L'existence juive
Fait juif et "question juive"
Une convergence
majeure lie la pensée de Lévinas et celle de Blanchot : l'approche
philosophique de l'être juif sous la forme de la "question juive" est
inadéquate.
L'être juif n'est
pas seulement le produit du regard de l'antisémite, il est d'abord un être
historique, doté d'une signification métaphysique.
La critique vise
avant tout les Réflexions sur la question juive de J.P. Sartre.
Jean-Paul Sartre, Réflexions sur la question juive
Ecrit en octobre
1944, ce texte a été publié pour la première fois en 1946. Sartre y aborde la
"situation" de l'existence juive de manière négative, comme
construction par le regard de l'antisémite : « Loin que l'expérience engendre
la notion de Juif, c'est celle-ci qui éclaire l'expérience au contraire ; si le
Juif n'existait pas, l'antisémite l'inventerait. » (p. 14)
L'antisémitisme
Sartre analyse
l'antisémitisme comme passion de haine et peur de soi. Cette peur est celle de
la condition de l'homme et refus de sa propre liberté : « Il devient évident
pour nous qu'aucun facteur externe ne peut introduire dans l'antisémite son
antisémitisme. L'antisémitisme est un choix libre et total de soi-même, une
attitude globale que l'on adopte non seulement vis-à-vis des Juifs, mais
vis-à-vis des hommes en général, de l'histoire et de la société; c'est à la
fois une passion et une conception du monde.» (pp. 18-19) « C'est un homme qui
a peur. Non des Juifs, certes : de lui-même, de sa conscience, de sa liberté,
de ses instincts, de ses responsabilités, de la solitude, du changement, de la
société et du monde ; de tout sauf des Juifs. (…) L'antisémitisme, en un mot,
c'est la peur devant la condition humaine. L'antisémite est l'homme qui veut
être roc impitoyable, torrent furieux, foudre dévastatrice : tout sauf un
homme. » (pp. 62-64)
Y a-t-il une collectivité historique juive?
« Une communauté
historique concrète est d'abord nationale et religieuse; or, la communauté
juive qui fut l'une et l'autre s'est vidée peu à peu de ces caractères
concrets. Nous la nommerions volontiers une communauté historique abstraite. Sa
dispersion implique la désagrégation des traditions communes; et nous avons
marqué plus haut que ses vingt siècles de dispersion et d'impuissance politique
lui interdisent d'avoir un passé historique. S'il est vrai, comme le dit Hegel,
qu'une collectivité est historique dans la mesure où elle a la mémoire de son
histoire, la collectivité juive est la moins historique de toutes les sociétés
car elle ne peut garder mémoire que d'un long martyre, c'est-à-dire d'une
longue passivité. » (pp. 80-81)
Situation
« Pour nous l'homme se définit avant tout
comme un être "en situation". Cela signifie qu'il forme un tout
synthétique avec sa situation biologique, économique, culturelle, etc. On ne
peut le distinguer d'elle car elle le forme et décide de ses possibilités,
mais, inversement, c'est lui qui lui donne son sens en se choisissant dans et
par elle. Etre en situation, selon nous, cela signifie se choisir en situation
et les hommes diffèrent entre eux comme leurs situations font entre elles et
aussi selon le choix qu'ils font de leur propre personne. Ce qu'il y a de
commun entre eux tous ce n'est pas une nature, mais une condition, c'est-à-dire
un ensemble de limites et de contraintes. (...) Et cette condition n'est au
fond que la situation humaine fondamentale ou, si l'on préfère, l'ensemble des
caractères abstraits communs à toutes les situations. » (p. 72)

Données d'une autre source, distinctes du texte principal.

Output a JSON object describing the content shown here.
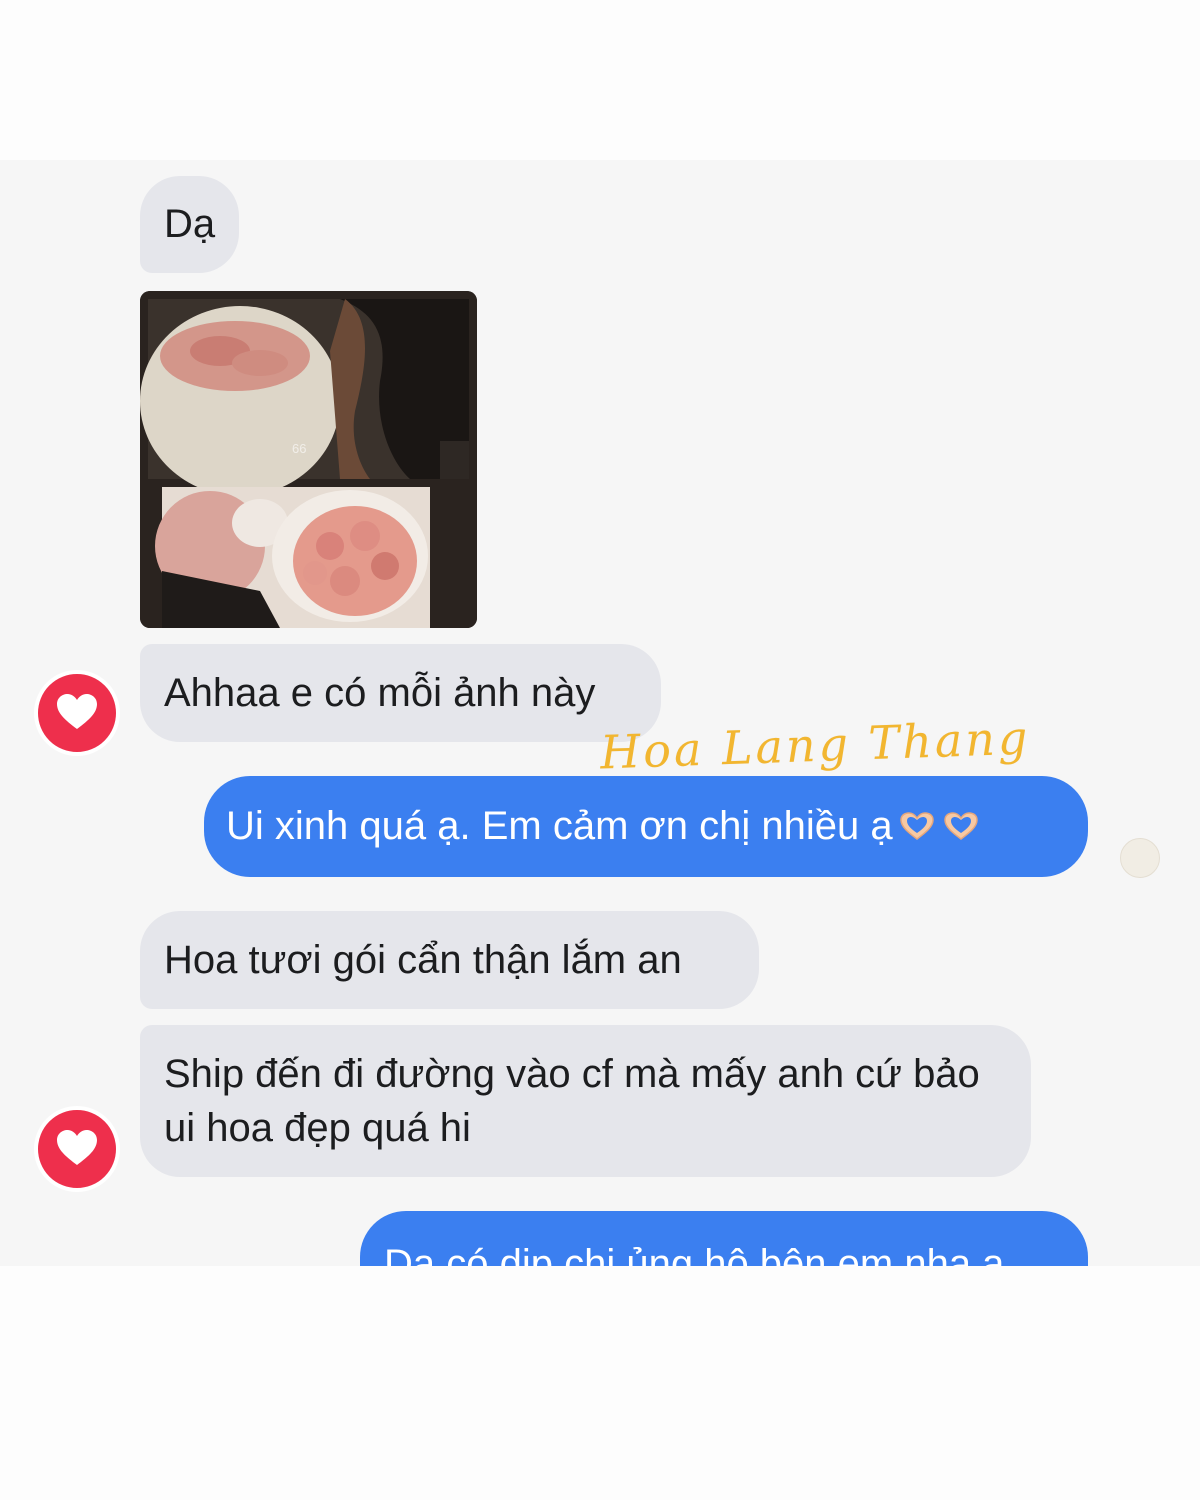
{
  "messages": [
    {
      "side": "incoming",
      "text": "Dạ"
    },
    {
      "side": "incoming",
      "type": "photo",
      "content": "bouquet-photo"
    },
    {
      "side": "incoming",
      "text": "Ahhaa e có mỗi ảnh này",
      "reaction": "heart"
    },
    {
      "side": "outgoing",
      "text": "Ui xinh quá ạ. Em cảm ơn chị nhiều ạ",
      "emoji": [
        "heart-hands-emoji",
        "heart-hands-emoji"
      ]
    },
    {
      "side": "incoming",
      "text": "Hoa tươi gói cẩn thận lắm an"
    },
    {
      "side": "incoming",
      "text": "Ship đến đi đường vào cf mà mấy anh cứ bảo ui hoa đẹp quá hi",
      "reaction": "heart"
    },
    {
      "side": "outgoing",
      "text": "Dạ có dịp chị ủng hộ bên em nha ạ"
    }
  ],
  "photo_overlay_text": "66",
  "watermark": "Hoa Lang Thang",
  "colors": {
    "incoming_bubble": "#e5e6eb",
    "outgoing_bubble": "#3b7ff0",
    "reaction": "#ee2f4c",
    "watermark": "#f2b630"
  }
}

L'être juif comme produit du regard de l'autre
« Qu'est-ce donc
qui conserve à la communauté juive un semblant d'unité ? Pour répondre à cette
question, il faut revenir à l'idée de situation. Ce n'est ni leur passé, ni
leur religion, ni leur sol qui unissent les fils d'Israël. Mais ils ont un lien
commun, s'ils méritent tous le nom de Juif, c'est qu'ils ont une situation
commune de Juif, c'est-à-dire qu'ils vivent dans une communauté qui les tient
pour Juifs. En un mot, le Juif est parfaitement assimilable par les nations
modernes, mais il se définit comme celui que les nations ne veulent pas
assimiler. (...) Le Juif est un homme que les autres hommes tiennent pour Juif.